Não há qualquer autonomia real na sua gestão, precisando sempre do apoio dos seus grupos de amigos e de autorizações estapafúrdias da Ajuda (que nome apropriado para a alojar o MC) para a compra do essencial. Não temos como definir planos estratégicos para o desenvolvimento do trabalho nos museus com as suas coleções e com os públicos. Não há trabalho em rede, porque aquilo que foi para a minha geração um farol de esperança, a Rede Portuguesa de Museus, hoje em dia é uma inexistência, desconsiderada até no programa do PS (e em grande parte dos outros partidos), que merecia uma atenção de todos nós para uma refundação mais participativa e ativa. Enquanto mantivermos o estado atual da situação, mantemos os museus a operar com equipas envelhecidas, sem rejuvenescimento, sem a passagem de testemunho essencial para o conhecimento sobre as coleções e a instituição, sem novas competências essenciais para enfrentar os desafios tecnológicos que agora se apresentam. Enquanto assim estivermos manteremos não só os museus, mas as bibliotecas, os arquivos, os teatros, as companhias de dança, as indústrias culturais, todo um sector refém de migalhas e incapacitado de procurar, pelos próprios meios, o financiamento necessário para o seu desenvolvimento. A revisão de uma lei de mecenato capaz e adaptada à nossa realidade é também outra das promessas continuadamente adiadas.
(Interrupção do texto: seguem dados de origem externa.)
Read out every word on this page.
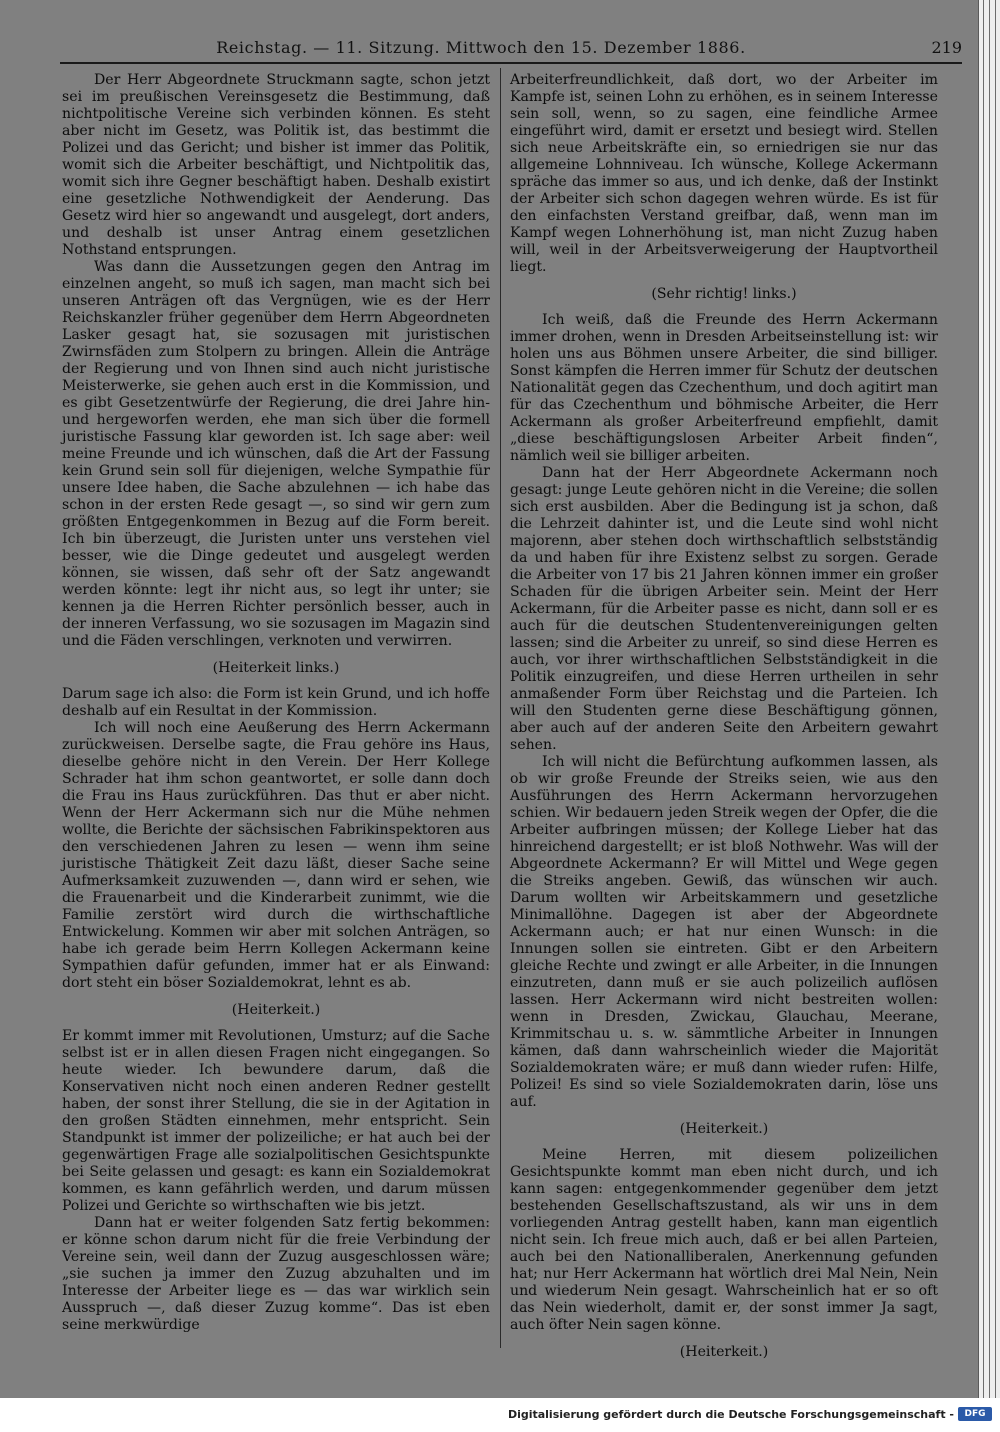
Reichstag. — 11. Sitzung. Mittwoch den 15. Dezember 1886.	219

Der Herr Abgeordnete Struckmann sagte, schon jetzt sei im preußischen Vereinsgesetz die Bestimmung, daß nichtpolitische Vereine sich verbinden können. Es steht aber nicht im Gesetz, was Politik ist, das bestimmt die Polizei und das Gericht; und bisher ist immer das Politik, womit sich die Arbeiter beschäftigt, und Nichtpolitik das, womit sich ihre Gegner beschäftigt haben. Deshalb existirt eine gesetzliche Nothwendigkeit der Aenderung. Das Gesetz wird hier so angewandt und ausgelegt, dort anders, und deshalb ist unser Antrag einem gesetzlichen Nothstand entsprungen.

Was dann die Aussetzungen gegen den Antrag im einzelnen angeht, so muß ich sagen, man macht sich bei unseren Anträgen oft das Vergnügen, wie es der Herr Reichskanzler früher gegenüber dem Herrn Abgeordneten Lasker gesagt hat, sie sozusagen mit juristischen Zwirnsfäden zum Stolpern zu bringen. Allein die Anträge der Regierung und von Ihnen sind auch nicht juristische Meisterwerke, sie gehen auch erst in die Kommission, und es gibt Gesetzentwürfe der Regierung, die drei Jahre hin- und hergeworfen werden, ehe man sich über die formell juristische Fassung klar geworden ist. Ich sage aber: weil meine Freunde und ich wünschen, daß die Art der Fassung kein Grund sein soll für diejenigen, welche Sympathie für unsere Idee haben, die Sache abzulehnen — ich habe das schon in der ersten Rede gesagt —, so sind wir gern zum größten Entgegenkommen in Bezug auf die Form bereit. Ich bin überzeugt, die Juristen unter uns verstehen viel besser, wie die Dinge gedeutet und ausgelegt werden können, sie wissen, daß sehr oft der Satz angewandt werden könnte: legt ihr nicht aus, so legt ihr unter; sie kennen ja die Herren Richter persönlich besser, auch in der inneren Verfassung, wo sie sozusagen im Magazin sind und die Fäden verschlingen, verknoten und verwirren.

(Heiterkeit links.)

Darum sage ich also: die Form ist kein Grund, und ich hoffe deshalb auf ein Resultat in der Kommission.

Ich will noch eine Aeußerung des Herrn Ackermann zurückweisen. Derselbe sagte, die Frau gehöre ins Haus, dieselbe gehöre nicht in den Verein. Der Herr Kollege Schrader hat ihm schon geantwortet, er solle dann doch die Frau ins Haus zurückführen. Das thut er aber nicht. Wenn der Herr Ackermann sich nur die Mühe nehmen wollte, die Berichte der sächsischen Fabrikinspektoren aus den verschiedenen Jahren zu lesen — wenn ihm seine juristische Thätigkeit Zeit dazu läßt, dieser Sache seine Aufmerksamkeit zuzuwenden —, dann wird er sehen, wie die Frauenarbeit und die Kinderarbeit zunimmt, wie die Familie zerstört wird durch die wirthschaftliche Entwickelung. Kommen wir aber mit solchen Anträgen, so habe ich gerade beim Herrn Kollegen Ackermann keine Sympathien dafür gefunden, immer hat er als Einwand: dort steht ein böser Sozialdemokrat, lehnt es ab.

(Heiterkeit.)

Er kommt immer mit Revolutionen, Umsturz; auf die Sache selbst ist er in allen diesen Fragen nicht eingegangen. So heute wieder. Ich bewundere darum, daß die Konservativen nicht noch einen anderen Redner gestellt haben, der sonst ihrer Stellung, die sie in der Agitation in den großen Städten einnehmen, mehr entspricht. Sein Standpunkt ist immer der polizeiliche; er hat auch bei der gegenwärtigen Frage alle sozialpolitischen Gesichtspunkte bei Seite gelassen und gesagt: es kann ein Sozialdemokrat kommen, es kann gefährlich werden, und darum müssen Polizei und Gerichte so wirthschaften wie bis jetzt.

Dann hat er weiter folgenden Satz fertig bekommen: er könne schon darum nicht für die freie Verbindung der Vereine sein, weil dann der Zuzug ausgeschlossen wäre; „sie suchen ja immer den Zuzug abzuhalten und im Interesse der Arbeiter liege es — das war wirklich sein Ausspruch —, daß dieser Zuzug komme“. Das ist eben seine merkwürdige

Arbeiterfreundlichkeit, daß dort, wo der Arbeiter im Kampfe ist, seinen Lohn zu erhöhen, es in seinem Interesse sein soll, wenn, so zu sagen, eine feindliche Armee eingeführt wird, damit er ersetzt und besiegt wird. Stellen sich neue Arbeitskräfte ein, so erniedrigen sie nur das allgemeine Lohnniveau. Ich wünsche, Kollege Ackermann spräche das immer so aus, und ich denke, daß der Instinkt der Arbeiter sich schon dagegen wehren würde. Es ist für den einfachsten Verstand greifbar, daß, wenn man im Kampf wegen Lohnerhöhung ist, man nicht Zuzug haben will, weil in der Arbeitsverweigerung der Hauptvortheil liegt.

(Sehr richtig! links.)

Ich weiß, daß die Freunde des Herrn Ackermann immer drohen, wenn in Dresden Arbeitseinstellung ist: wir holen uns aus Böhmen unsere Arbeiter, die sind billiger. Sonst kämpfen die Herren immer für Schutz der deutschen Nationalität gegen das Czechenthum, und doch agitirt man für das Czechenthum und böhmische Arbeiter, die Herr Ackermann als großer Arbeiterfreund empfiehlt, damit „diese beschäftigungslosen Arbeiter Arbeit finden“, nämlich weil sie billiger arbeiten.

Dann hat der Herr Abgeordnete Ackermann noch gesagt: junge Leute gehören nicht in die Vereine; die sollen sich erst ausbilden. Aber die Bedingung ist ja schon, daß die Lehrzeit dahinter ist, und die Leute sind wohl nicht majorenn, aber stehen doch wirthschaftlich selbstständig da und haben für ihre Existenz selbst zu sorgen. Gerade die Arbeiter von 17 bis 21 Jahren können immer ein großer Schaden für die übrigen Arbeiter sein. Meint der Herr Ackermann, für die Arbeiter passe es nicht, dann soll er es auch für die deutschen Studentenvereinigungen gelten lassen; sind die Arbeiter zu unreif, so sind diese Herren es auch, vor ihrer wirthschaftlichen Selbstständigkeit in die Politik einzugreifen, und diese Herren urtheilen in sehr anmaßender Form über Reichstag und die Parteien. Ich will den Studenten gerne diese Beschäftigung gönnen, aber auch auf der anderen Seite den Arbeitern gewahrt sehen.

Ich will nicht die Befürchtung aufkommen lassen, als ob wir große Freunde der Streiks seien, wie aus den Ausführungen des Herrn Ackermann hervorzugehen schien. Wir bedauern jeden Streik wegen der Opfer, die die Arbeiter aufbringen müssen; der Kollege Lieber hat das hinreichend dargestellt; er ist bloß Nothwehr. Was will der Abgeordnete Ackermann? Er will Mittel und Wege gegen die Streiks angeben. Gewiß, das wünschen wir auch. Darum wollten wir Arbeitskammern und gesetzliche Minimallöhne. Dagegen ist aber der Abgeordnete Ackermann auch; er hat nur einen Wunsch: in die Innungen sollen sie eintreten. Gibt er den Arbeitern gleiche Rechte und zwingt er alle Arbeiter, in die Innungen einzutreten, dann muß er sie auch polizeilich auflösen lassen. Herr Ackermann wird nicht bestreiten wollen: wenn in Dresden, Zwickau, Glauchau, Meerane, Krimmitschau u. s. w. sämmtliche Arbeiter in Innungen kämen, daß dann wahrscheinlich wieder die Majorität Sozialdemokraten wäre; er muß dann wieder rufen: Hilfe, Polizei! Es sind so viele Sozialdemokraten darin, löse uns auf.

(Heiterkeit.)

Meine Herren, mit diesem polizeilichen Gesichtspunkte kommt man eben nicht durch, und ich kann sagen: entgegenkommender gegenüber dem jetzt bestehenden Gesellschaftszustand, als wir uns in dem vorliegenden Antrag gestellt haben, kann man eigentlich nicht sein. Ich freue mich auch, daß er bei allen Parteien, auch bei den Nationalliberalen, Anerkennung gefunden hat; nur Herr Ackermann hat wörtlich drei Mal Nein, Nein und wiederum Nein gesagt. Wahrscheinlich hat er so oft das Nein wiederholt, damit er, der sonst immer Ja sagt, auch öfter Nein sagen könne.

(Heiterkeit.)

Digitalisierung gefördert durch die Deutsche Forschungsgemeinschaft -	DFG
Nestas eleições, pela primeira vez em muito tempo, estou desiludido e sem vontade de votar em nenhum dos senhores do 1% para a Cultura. Dei-lhes, demos-lhes, todas as oportunidades de cumprir a promessa e não o fizeram. Irei votar, como sempre, mas pela primeira vez desde 1990, votarei sem qualquer convicção a não ser a de cumprir um direito que me foi entregue pelos que me antecederam e que não devo negligenciar.